A gasolina brasileira tem 22% de álcool como padrão oficial. Todos os testes em laboratório e de campo são realizados utilizando o combustível com esta mistura, conhecida como “gasolina B22” ou “gasolina E22” pelos técnicos de desenvolvimento. Eventualmente, ele pode ser elevado ou reduzido, a fim de regular os preços do combustível.

Atualmente, o percentual de etanol se encontra em 27,5% da mistura, com vistas a evitar aumentos ainda maiores do preço do derivado de petróleo. Porém, o governo quer elevá-lo para 40% até 2030. Uma quantidade de álcool tão grande pode prejudicar os motores? Todos? Ou só alguns?

A partir de uma constatação aparentemente óbvia – a de que todos serão afetados – este artigo explora uma análise mais profunda, pois alguns motores sentirão pouca diferença, ao passo que outros estarão expostos a danos catastróficos, sem os cuidados necessários.

A lista abaixo trata da influência de todos os motores a gasolina “B40”, com 40% de álcool na mistura, na ordem dos menos para os mais afetados pela mudança.

MOTORES BICOMBUSTÍVEIS, OU “FLEX FUEL”

motores flex fuel

De longe, os conjuntos motrizes calibrados para usar os dois combustíveis são os que menos sofrem com o aumento da quantidade de álcool na gasolina, posto que sua concepção permite que o motorista o abasteça com qualquer proporção de mistura sem qualquer limitação.

O único cuidado a ser observado consiste em rodar pelo menos dez quilômetros ao trocar o combustível utilizado. Ademais, a medida pretendida pelo governo não trará nenhum risco à integridade mecânica do veículo. A única consequência desagradável se tratará da redução da autonomia causada pela proporção de etanol de 40%, vendido a preço de gasolina com 22% de álcool.

MOTORES A GASOLINA COM CALIBRAÇÃO DE INJEÇÃO ELETRÔNICA DESENVOLVIDA NO BRASIL

MOTOR AP a gasolina
Motor Volkswagen AP a gasolina, reconhecido pela sua resistência a combustíveis de má qualidade

Mesmo com o domínio dos propulsores bicombustíveis no mercado brasileiro a partir de 2003, a engenharia de motores brasileira sempre produziu e ainda produz bons motores movidos apenas a gasolina.

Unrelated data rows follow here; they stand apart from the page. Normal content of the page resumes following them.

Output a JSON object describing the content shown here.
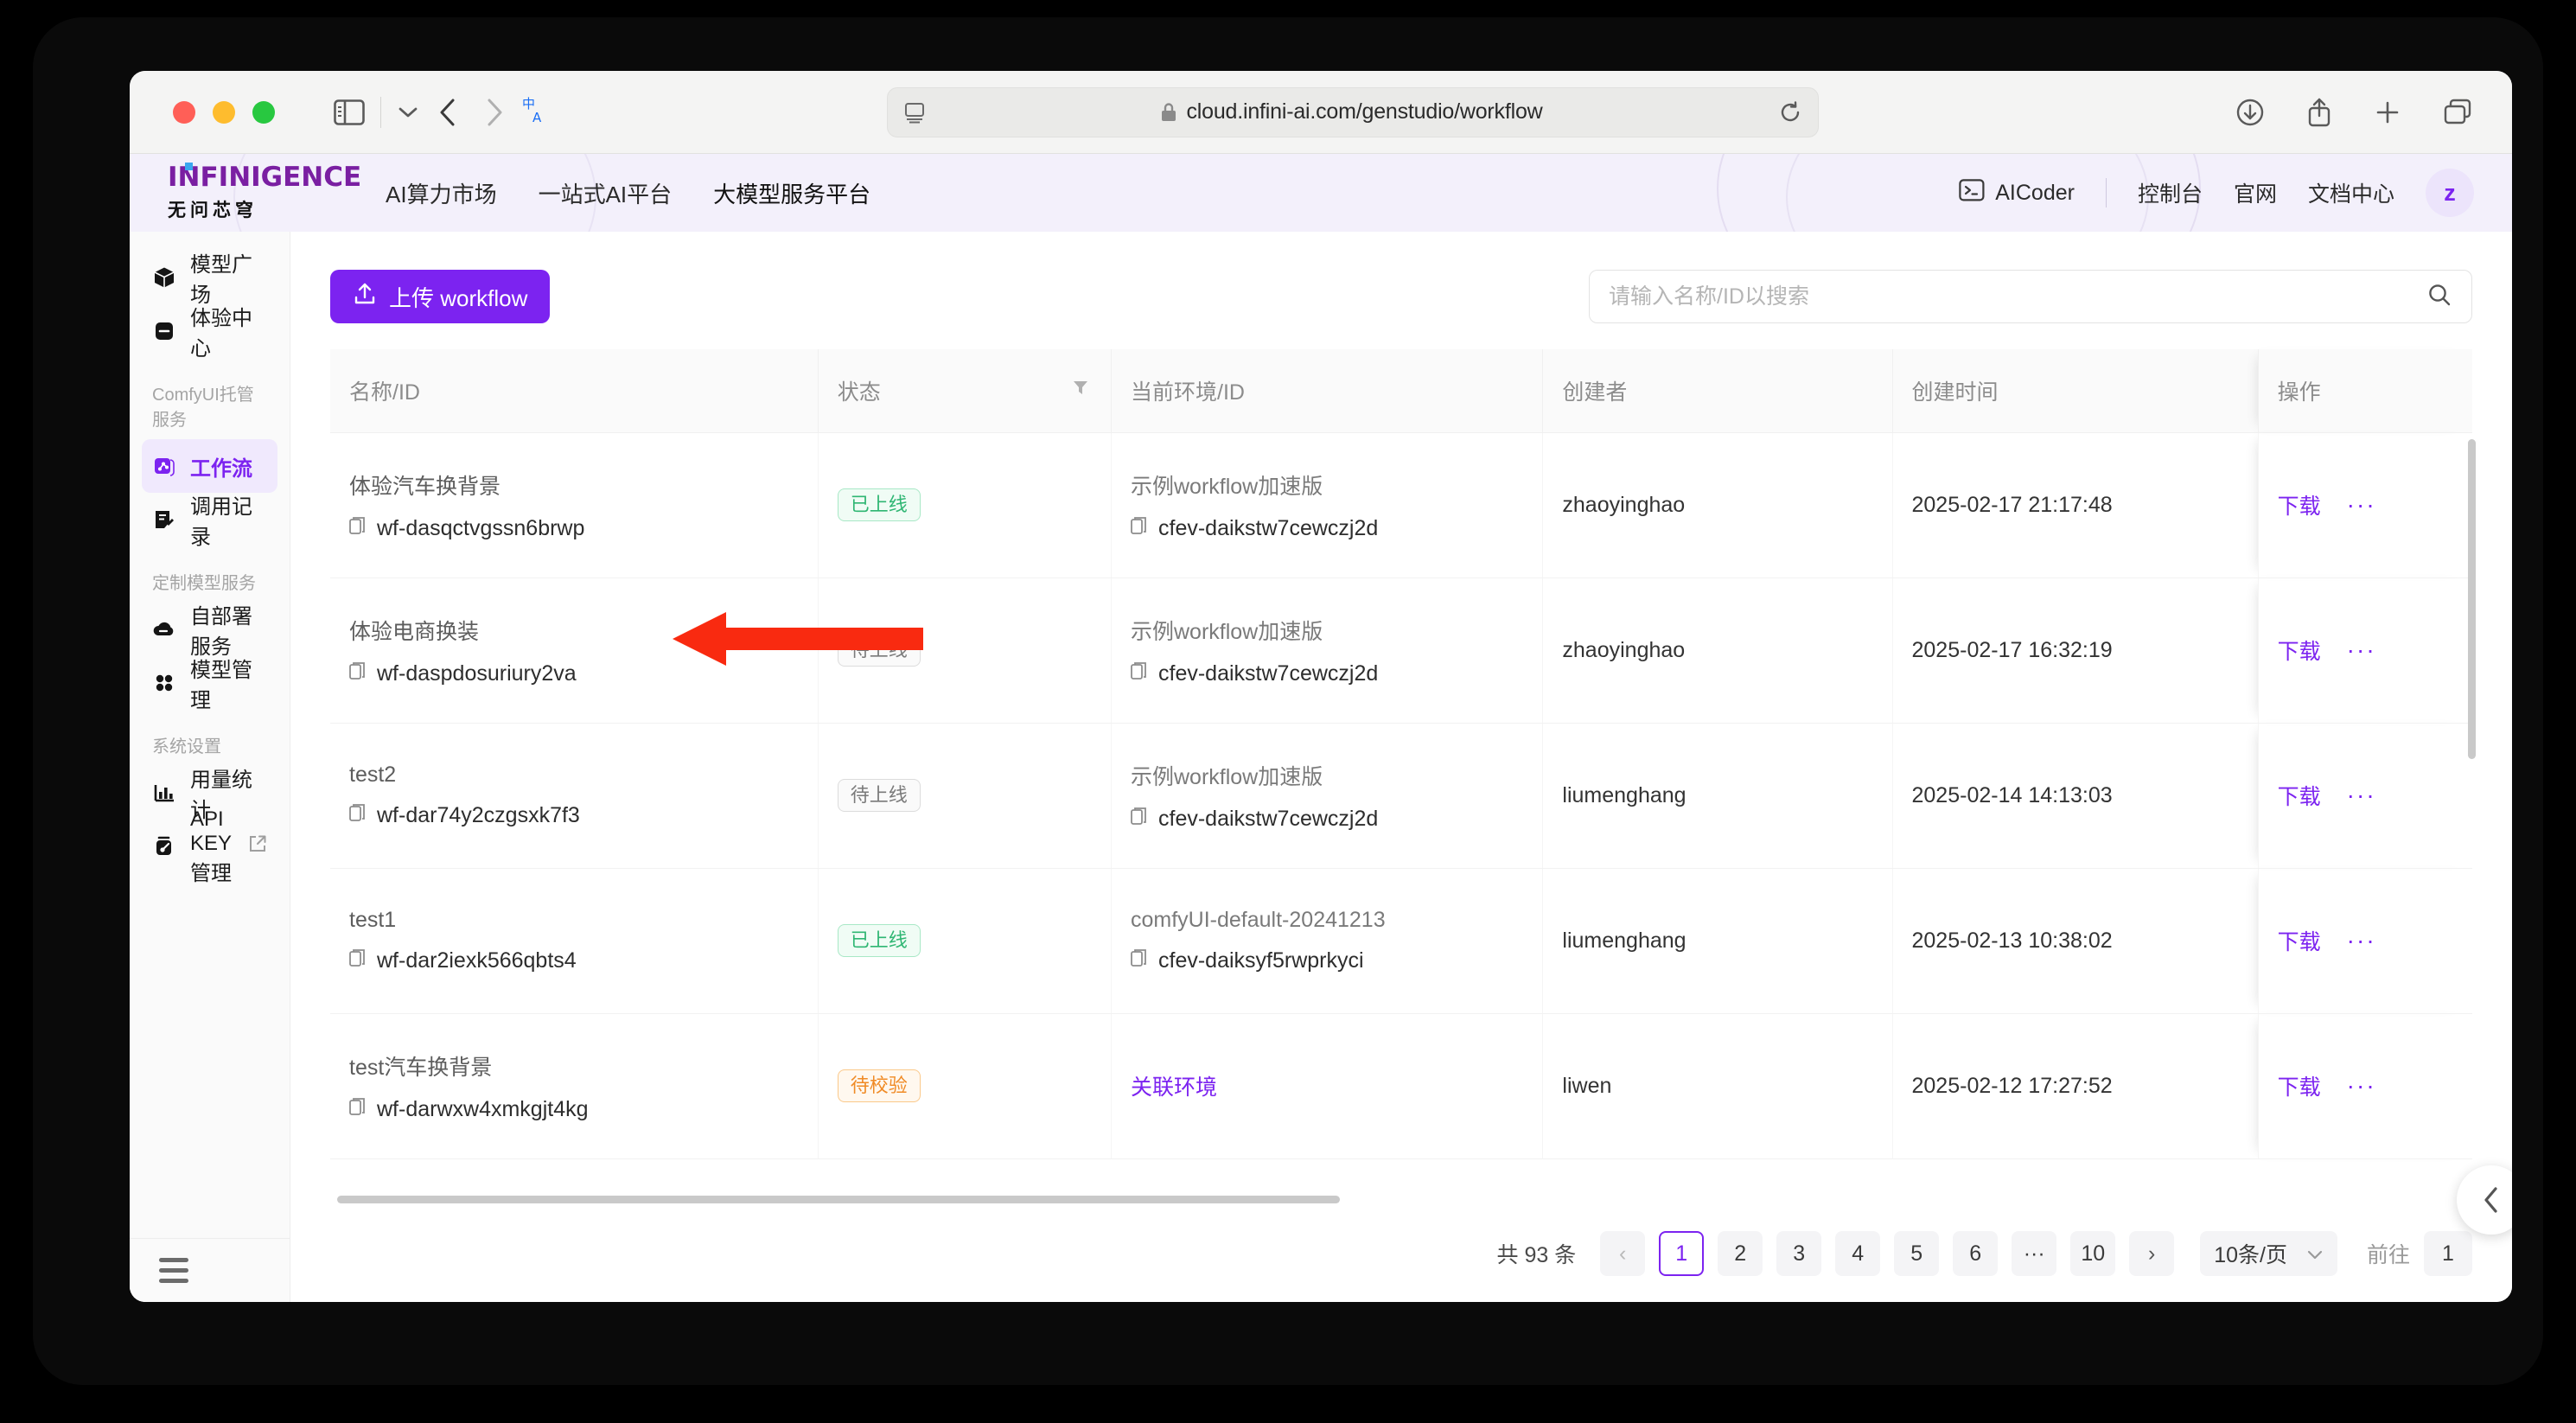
{
  "browser": {
    "url": "cloud.infini-ai.com/genstudio/workflow",
    "icons": {
      "sidebar": "sidebar-toggle-icon",
      "chevron_down": "chevron-down-icon",
      "back": "back-arrow-icon",
      "forward": "forward-arrow-icon",
      "translate": "translate-icon",
      "reader": "reader-view-icon",
      "lock": "lock-icon",
      "reload": "reload-icon",
      "downloads": "downloads-icon",
      "share": "share-icon",
      "new_tab": "plus-icon",
      "tab_overview": "tab-overview-icon"
    }
  },
  "header": {
    "logo_main": "INFINIGENCE",
    "logo_sub": "无问芯穹",
    "nav": [
      {
        "label": "AI算力市场",
        "active": false
      },
      {
        "label": "一站式AI平台",
        "active": false
      },
      {
        "label": "大模型服务平台",
        "active": true
      }
    ],
    "aicoder_label": "AICoder",
    "links": [
      "控制台",
      "官网",
      "文档中心"
    ],
    "avatar_initial": "z",
    "accent_color": "#7c23f0"
  },
  "sidebar": {
    "items": [
      {
        "label": "模型广场",
        "icon": "cube-icon",
        "type": "item",
        "active": false
      },
      {
        "label": "体验中心",
        "icon": "chat-box-icon",
        "type": "item",
        "active": false
      },
      {
        "label": "ComfyUI托管服务",
        "type": "group"
      },
      {
        "label": "工作流",
        "icon": "workflow-icon",
        "type": "item",
        "active": true
      },
      {
        "label": "调用记录",
        "icon": "record-icon",
        "type": "item",
        "active": false
      },
      {
        "label": "定制模型服务",
        "type": "group"
      },
      {
        "label": "自部署服务",
        "icon": "cloud-icon",
        "type": "item",
        "active": false
      },
      {
        "label": "模型管理",
        "icon": "grid-icon",
        "type": "item",
        "active": false
      },
      {
        "label": "系统设置",
        "type": "group"
      },
      {
        "label": "用量统计",
        "icon": "bar-chart-icon",
        "type": "item",
        "active": false
      },
      {
        "label": "API KEY管理",
        "icon": "key-icon",
        "type": "item",
        "active": false,
        "external": true
      }
    ],
    "menu_toggle": "hamburger-menu-icon"
  },
  "toolbar": {
    "upload_label": "上传 workflow",
    "upload_icon": "upload-icon",
    "search_placeholder": "请输入名称/ID以搜索",
    "search_value": "",
    "search_icon": "search-icon"
  },
  "table": {
    "columns": [
      {
        "key": "name",
        "label": "名称/ID"
      },
      {
        "key": "status",
        "label": "状态",
        "filter": true
      },
      {
        "key": "env",
        "label": "当前环境/ID"
      },
      {
        "key": "creator",
        "label": "创建者"
      },
      {
        "key": "created",
        "label": "创建时间"
      },
      {
        "key": "actions",
        "label": "操作"
      }
    ],
    "rows": [
      {
        "name": "体验汽车换背景",
        "id": "wf-dasqctvgssn6brwp",
        "status": "已上线",
        "status_type": "online",
        "env": "示例workflow加速版",
        "env_id": "cfev-daikstw7cewczj2d",
        "env_link": false,
        "creator": "zhaoyinghao",
        "created": "2025-02-17 21:17:48",
        "download": "下载",
        "more": "···"
      },
      {
        "name": "体验电商换装",
        "id": "wf-daspdosuriury2va",
        "status": "待上线",
        "status_type": "pending",
        "env": "示例workflow加速版",
        "env_id": "cfev-daikstw7cewczj2d",
        "env_link": false,
        "creator": "zhaoyinghao",
        "created": "2025-02-17 16:32:19",
        "download": "下载",
        "more": "···"
      },
      {
        "name": "test2",
        "id": "wf-dar74y2czgsxk7f3",
        "status": "待上线",
        "status_type": "pending",
        "env": "示例workflow加速版",
        "env_id": "cfev-daikstw7cewczj2d",
        "env_link": false,
        "creator": "liumenghang",
        "created": "2025-02-14 14:13:03",
        "download": "下载",
        "more": "···"
      },
      {
        "name": "test1",
        "id": "wf-dar2iexk566qbts4",
        "status": "已上线",
        "status_type": "online",
        "env": "comfyUI-default-20241213",
        "env_id": "cfev-daiksyf5rwprkyci",
        "env_link": false,
        "creator": "liumenghang",
        "created": "2025-02-13 10:38:02",
        "download": "下载",
        "more": "···"
      },
      {
        "name": "test汽车换背景",
        "id": "wf-darwxw4xmkgjt4kg",
        "status": "待校验",
        "status_type": "verify",
        "env": "关联环境",
        "env_id": "",
        "env_link": true,
        "creator": "liwen",
        "created": "2025-02-12 17:27:52",
        "download": "下载",
        "more": "···"
      }
    ]
  },
  "pagination": {
    "total_label": "共 93 条",
    "prev": "‹",
    "next": "›",
    "pages": [
      "1",
      "2",
      "3",
      "4",
      "5",
      "6",
      "···",
      "10"
    ],
    "current": "1",
    "page_size_label": "10条/页",
    "goto_label": "前往",
    "goto_value": "1"
  },
  "annotation": {
    "arrow_color": "#f92a10",
    "points_to": "体验汽车换背景"
  },
  "fab": {
    "icon": "chevron-left-icon"
  }
}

A qualidade dos combustíveis brasileiros é, na melhor avaliação, sofrível. Um agravante reside na grande frequência de adulterações de gasolina, na maioria das vezes com mistura de etanol acima dos 22% regulamentares. O uso de solventes exige um cuidado ainda maior no desenvolvimento, pois os danos provocados por eles pode arruinar qualquer motor, inclusive os flex fuel.

Este cenário caótico, em tese, obriga os departamentos de desenvolvimento a projetar unidades concebidas para funcionar somente com gasolina, como “total flex” de fábrica. Com vistas a obter durabilidade satisfatória, um modelo nacional movido pelo derivado do petróleo pode ser abastecido com etanol e funcionar com razoável eficiência.

Muitos fabricantes fazem o projeto apenas para gasolina, como seria natural, e não “bicombustível” para suportar combustível de má qualidade, como outro grupo de marcas. Não há como saber como cada montadora projeta e testa seus motores. 

Há alguns anos, alguns “espertinhos” passaram a abastecer seus carros a gasolina com etanol após esta “descoberta”, acreditando fazer economia com esta prática. Ouve-se relatos de motoristas que rodaram mais de 30 mil quilômetros sem relatar problemas. De fato, o motor funciona com perda de rendimento aceitável, a despeito do consumo elevado.

Entretanto, o motor projetado apenas para rodar com gasolina suporta o uso de 100% de etanol em situações pontuais, com vistas a resistir ao combustível adulterado por um  curto período. Como toda má prática, o abastecimento combustível inadequado provoca danos ao motor, variando em gravidade conforme o mau uso.

O que acontece se o motorista usar álcool em excesso em motores a gasolina?

OS PROBLEMAS MAIS COMUNS CAUSADOS PELO ÁLCOOL EM MOTORES A GASOLINA

problemas do excesso de álcool no motor gasolina

A lista abaixo relata brevemente os principais problemas do uso de gasolina com 40% – ou mais – de álcool misturado. Esta lista é comum a todos os modelos a gasolina.

PROBLEMAS NA PARTIDA A FRIO

Ao calibrar o sistema de injeção eletrônica, um dos trabalhos mais sensíveis pra os engenheiros consiste em encontrar o melhor ajuste na partida em dias frios. No caso dos motores bicombustíveis, o sistema exige maior capricho dos técnicos, com o benefício de não sofrer as consequências do aumento da proporção de etanol na gasolina.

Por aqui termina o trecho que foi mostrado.